Since Gusteau died, the restaurant has fallen on hard times. It is now run by the mean-tempered new chef, Skinner.

In an unlikely scenario, Remy teams up with the new garbage boy, Linguini, who may be Gusteau’s heir, to take the culinary world of Paris, and Skinner, by surprise. The villains are set against Remy and Linguini, including Skinner, who tries to pry Linguini’s secrets out of him by getting him drunk, and the fearsome food critic Anton Ego, who looks down on Gusteau’s motto, “Anybody can cook.”

As one might expect in Paris, this gourmet meal includes a touch of love, a lot of humor, some fantastic action and some of the most delightful food scenes in the history of cinema.

“Ratatouille” is a near great movie. It does have some issues, however. Linguini is plied with enough wine to get him drunk; the rats are not only difficult to embrace, but they also steal when told not to do so; and some of the cartoon violence skews toward older children and teenagers. However, there are many mentions of moral principles to counteract this, and the overall storyline is very pro-capitalist, pro-individual and supportive of the gifts that the individual has no matter what his background or genetic makeup.
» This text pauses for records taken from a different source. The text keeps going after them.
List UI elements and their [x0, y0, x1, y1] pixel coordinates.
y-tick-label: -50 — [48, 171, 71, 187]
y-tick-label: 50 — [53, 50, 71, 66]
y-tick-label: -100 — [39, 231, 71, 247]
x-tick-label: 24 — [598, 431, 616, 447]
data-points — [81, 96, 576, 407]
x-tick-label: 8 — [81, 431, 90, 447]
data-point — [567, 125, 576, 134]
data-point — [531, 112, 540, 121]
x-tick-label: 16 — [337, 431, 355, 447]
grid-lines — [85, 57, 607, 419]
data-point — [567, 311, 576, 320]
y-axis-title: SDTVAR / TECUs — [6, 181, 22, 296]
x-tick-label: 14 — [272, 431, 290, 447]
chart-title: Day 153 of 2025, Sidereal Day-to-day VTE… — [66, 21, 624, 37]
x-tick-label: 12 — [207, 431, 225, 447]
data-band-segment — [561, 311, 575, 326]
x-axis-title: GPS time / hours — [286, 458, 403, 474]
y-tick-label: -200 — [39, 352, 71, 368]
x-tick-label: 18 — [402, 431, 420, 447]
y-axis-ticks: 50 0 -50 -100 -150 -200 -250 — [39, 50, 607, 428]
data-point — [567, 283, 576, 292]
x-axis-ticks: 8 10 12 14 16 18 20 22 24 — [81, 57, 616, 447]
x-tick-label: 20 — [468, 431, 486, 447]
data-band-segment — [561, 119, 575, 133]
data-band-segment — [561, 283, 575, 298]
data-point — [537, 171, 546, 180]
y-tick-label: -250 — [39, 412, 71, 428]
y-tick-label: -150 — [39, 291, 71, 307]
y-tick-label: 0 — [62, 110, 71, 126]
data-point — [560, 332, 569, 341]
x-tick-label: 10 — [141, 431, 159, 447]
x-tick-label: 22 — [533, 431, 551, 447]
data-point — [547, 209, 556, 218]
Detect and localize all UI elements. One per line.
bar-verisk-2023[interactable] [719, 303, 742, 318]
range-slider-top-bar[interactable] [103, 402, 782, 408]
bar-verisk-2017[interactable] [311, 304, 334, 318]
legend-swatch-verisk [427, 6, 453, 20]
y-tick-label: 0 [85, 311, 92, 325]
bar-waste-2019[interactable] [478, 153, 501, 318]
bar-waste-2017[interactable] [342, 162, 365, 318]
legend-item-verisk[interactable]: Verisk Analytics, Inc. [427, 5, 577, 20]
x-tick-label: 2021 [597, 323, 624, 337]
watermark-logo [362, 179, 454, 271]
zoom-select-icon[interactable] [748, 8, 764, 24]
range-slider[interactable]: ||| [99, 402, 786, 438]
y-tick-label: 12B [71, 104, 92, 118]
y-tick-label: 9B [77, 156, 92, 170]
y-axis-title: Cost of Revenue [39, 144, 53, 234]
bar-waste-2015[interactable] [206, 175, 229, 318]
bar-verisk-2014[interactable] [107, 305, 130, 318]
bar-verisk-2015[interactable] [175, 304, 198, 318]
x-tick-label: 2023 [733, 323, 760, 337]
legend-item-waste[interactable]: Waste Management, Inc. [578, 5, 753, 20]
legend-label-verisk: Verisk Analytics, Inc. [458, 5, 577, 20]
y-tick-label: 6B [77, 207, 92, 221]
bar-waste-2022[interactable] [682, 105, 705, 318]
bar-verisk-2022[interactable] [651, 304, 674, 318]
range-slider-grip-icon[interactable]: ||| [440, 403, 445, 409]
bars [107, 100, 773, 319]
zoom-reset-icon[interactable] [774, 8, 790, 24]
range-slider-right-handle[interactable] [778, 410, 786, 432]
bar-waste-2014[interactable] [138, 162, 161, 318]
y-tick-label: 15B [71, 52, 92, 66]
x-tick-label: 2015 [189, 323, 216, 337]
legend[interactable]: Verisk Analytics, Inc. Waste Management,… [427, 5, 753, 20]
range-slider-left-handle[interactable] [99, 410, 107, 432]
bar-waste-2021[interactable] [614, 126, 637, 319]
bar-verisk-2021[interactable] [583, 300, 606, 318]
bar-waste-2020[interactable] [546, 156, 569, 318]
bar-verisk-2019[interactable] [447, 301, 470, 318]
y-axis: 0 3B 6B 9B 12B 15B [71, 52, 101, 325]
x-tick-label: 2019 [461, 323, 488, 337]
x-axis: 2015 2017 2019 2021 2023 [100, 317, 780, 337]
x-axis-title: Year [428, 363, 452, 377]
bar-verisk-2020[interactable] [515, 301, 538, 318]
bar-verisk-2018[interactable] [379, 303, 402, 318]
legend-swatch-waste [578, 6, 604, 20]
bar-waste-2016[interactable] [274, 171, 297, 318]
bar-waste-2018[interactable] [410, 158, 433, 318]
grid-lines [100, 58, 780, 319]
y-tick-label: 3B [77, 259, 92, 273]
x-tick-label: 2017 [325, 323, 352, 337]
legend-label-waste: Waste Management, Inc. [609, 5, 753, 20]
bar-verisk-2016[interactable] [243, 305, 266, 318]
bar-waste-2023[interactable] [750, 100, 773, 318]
The movie also has a reference to godliness in that old non-biblical saw about cleanliness, and there is a reference to heaven.

The real Christian theology comes in the fact that the movie makes it clear anyone can be a chef, although not everyone can be a great chef. Thus, like the divine meritocracy instituted by the Declaration of Independence, the movie strongly suggests all people are created equal by God, who grants everyone the right to pursue personal happiness while pursuing individual service to God’s divine authority. Whether the humanist pundits who believe in biological and economic determinism pick up on the radical nature of this premise is anyone’s guess, but it is nice to see a movie taking the side of free enterprise and freedom to be who you want to be.